On le fait très bien des expériences passées. Cette fille entendue dans la rue racontait calmement à son pote homo en terrasse qu’elle s’était faite larguer comme une bouse mercredi dernier. C’était la merde de toute manière cette relation, son mec la respectait pas, c’est pour le mieux au final. (il y a de la justification là aussi, mais c’est une autre histoire)
On pourrait pallier à l’absence de fin en l’imaginant. Mais imaginer la fin de son propre couple lorsque tout va bien relève du tabou croisé de superstition, c’est impensable.

Je finis rarement mes livres, je consomme mes séries au rythme d’un épisode par semaine.

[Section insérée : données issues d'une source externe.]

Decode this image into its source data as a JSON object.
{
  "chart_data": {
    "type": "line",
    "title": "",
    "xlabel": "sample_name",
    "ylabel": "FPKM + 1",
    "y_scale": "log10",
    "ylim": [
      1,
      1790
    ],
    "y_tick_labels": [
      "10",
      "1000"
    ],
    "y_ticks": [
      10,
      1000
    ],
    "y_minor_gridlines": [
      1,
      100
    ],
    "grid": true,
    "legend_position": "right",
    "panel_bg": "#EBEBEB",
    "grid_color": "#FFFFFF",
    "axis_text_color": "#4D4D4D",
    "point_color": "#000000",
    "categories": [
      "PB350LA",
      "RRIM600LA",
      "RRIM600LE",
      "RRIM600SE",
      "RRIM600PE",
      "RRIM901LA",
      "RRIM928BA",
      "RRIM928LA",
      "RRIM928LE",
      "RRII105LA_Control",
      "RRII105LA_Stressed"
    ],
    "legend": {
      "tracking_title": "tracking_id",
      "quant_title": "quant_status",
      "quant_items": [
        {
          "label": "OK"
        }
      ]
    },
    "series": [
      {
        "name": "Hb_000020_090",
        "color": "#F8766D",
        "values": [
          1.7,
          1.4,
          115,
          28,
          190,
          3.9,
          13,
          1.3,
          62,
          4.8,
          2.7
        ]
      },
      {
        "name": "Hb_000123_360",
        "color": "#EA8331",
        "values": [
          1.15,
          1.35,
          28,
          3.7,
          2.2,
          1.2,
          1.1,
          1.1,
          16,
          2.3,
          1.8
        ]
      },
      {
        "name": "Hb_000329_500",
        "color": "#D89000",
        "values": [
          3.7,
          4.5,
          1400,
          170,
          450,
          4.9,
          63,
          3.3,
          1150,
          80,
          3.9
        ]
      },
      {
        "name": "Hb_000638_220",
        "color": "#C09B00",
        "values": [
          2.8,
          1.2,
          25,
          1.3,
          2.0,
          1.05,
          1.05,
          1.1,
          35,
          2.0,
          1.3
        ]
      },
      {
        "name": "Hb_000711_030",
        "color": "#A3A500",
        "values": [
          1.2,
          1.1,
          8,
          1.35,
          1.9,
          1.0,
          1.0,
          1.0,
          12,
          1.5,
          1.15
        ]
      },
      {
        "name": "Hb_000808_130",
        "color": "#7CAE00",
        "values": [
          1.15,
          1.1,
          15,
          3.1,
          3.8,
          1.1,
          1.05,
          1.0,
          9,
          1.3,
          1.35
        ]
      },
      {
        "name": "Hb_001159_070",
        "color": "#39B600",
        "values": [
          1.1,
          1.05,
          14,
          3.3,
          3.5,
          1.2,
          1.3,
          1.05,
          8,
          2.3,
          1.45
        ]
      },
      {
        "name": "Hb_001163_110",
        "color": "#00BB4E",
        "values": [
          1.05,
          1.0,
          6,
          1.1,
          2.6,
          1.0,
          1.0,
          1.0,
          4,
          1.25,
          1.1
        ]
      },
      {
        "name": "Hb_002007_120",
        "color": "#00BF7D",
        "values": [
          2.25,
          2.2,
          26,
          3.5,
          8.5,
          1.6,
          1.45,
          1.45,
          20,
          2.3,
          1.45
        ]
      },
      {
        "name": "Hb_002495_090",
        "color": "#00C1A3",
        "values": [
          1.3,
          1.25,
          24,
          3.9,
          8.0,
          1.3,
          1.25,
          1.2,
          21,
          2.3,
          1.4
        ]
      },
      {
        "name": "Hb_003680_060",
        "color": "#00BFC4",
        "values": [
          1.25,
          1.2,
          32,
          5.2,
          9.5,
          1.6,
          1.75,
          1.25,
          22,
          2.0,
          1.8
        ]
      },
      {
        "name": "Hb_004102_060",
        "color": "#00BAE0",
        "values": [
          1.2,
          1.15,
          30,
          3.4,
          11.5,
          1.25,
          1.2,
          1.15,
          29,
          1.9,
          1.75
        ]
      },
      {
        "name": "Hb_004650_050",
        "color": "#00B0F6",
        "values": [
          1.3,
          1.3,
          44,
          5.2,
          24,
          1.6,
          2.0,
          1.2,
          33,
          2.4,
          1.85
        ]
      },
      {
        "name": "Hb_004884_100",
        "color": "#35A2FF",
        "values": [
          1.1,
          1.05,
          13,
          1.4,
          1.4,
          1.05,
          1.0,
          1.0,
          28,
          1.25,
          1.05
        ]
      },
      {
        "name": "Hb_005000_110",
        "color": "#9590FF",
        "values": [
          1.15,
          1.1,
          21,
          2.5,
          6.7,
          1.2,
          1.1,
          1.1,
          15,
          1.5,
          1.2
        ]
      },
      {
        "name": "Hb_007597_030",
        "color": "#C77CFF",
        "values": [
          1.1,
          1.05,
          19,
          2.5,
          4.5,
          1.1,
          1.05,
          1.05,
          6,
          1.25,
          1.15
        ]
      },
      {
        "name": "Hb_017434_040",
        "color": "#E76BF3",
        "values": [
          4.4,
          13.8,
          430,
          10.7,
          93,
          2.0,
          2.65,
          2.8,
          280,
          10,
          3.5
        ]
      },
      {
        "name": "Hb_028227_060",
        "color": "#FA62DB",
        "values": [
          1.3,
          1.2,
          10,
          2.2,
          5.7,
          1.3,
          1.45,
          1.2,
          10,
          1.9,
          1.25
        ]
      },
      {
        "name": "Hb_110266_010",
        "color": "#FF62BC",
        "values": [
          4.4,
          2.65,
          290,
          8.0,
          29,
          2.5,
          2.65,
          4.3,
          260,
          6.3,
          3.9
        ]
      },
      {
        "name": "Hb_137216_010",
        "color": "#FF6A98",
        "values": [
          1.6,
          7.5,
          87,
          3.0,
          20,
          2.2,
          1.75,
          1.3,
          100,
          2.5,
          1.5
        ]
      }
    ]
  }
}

J’aime l’attente, l’écoulement tranquille du fleuve du récit.
Je considère que les spoilers ne font qu’accroître mon attention aux détails qui mènent à la révélation et, si le coeur du film ne consiste qu’en cette révélation, de juger si le film se moque ou non du spectateur, s’il est honnête ou non : tant qu’à être une pure construction, autant qu’elle tienne debout.

Les histoires d’amour quant à elle sont, en plus de ne pas avoir de fin, pleines de spoilers. Ça ne les rend pas moins agréables pour autant.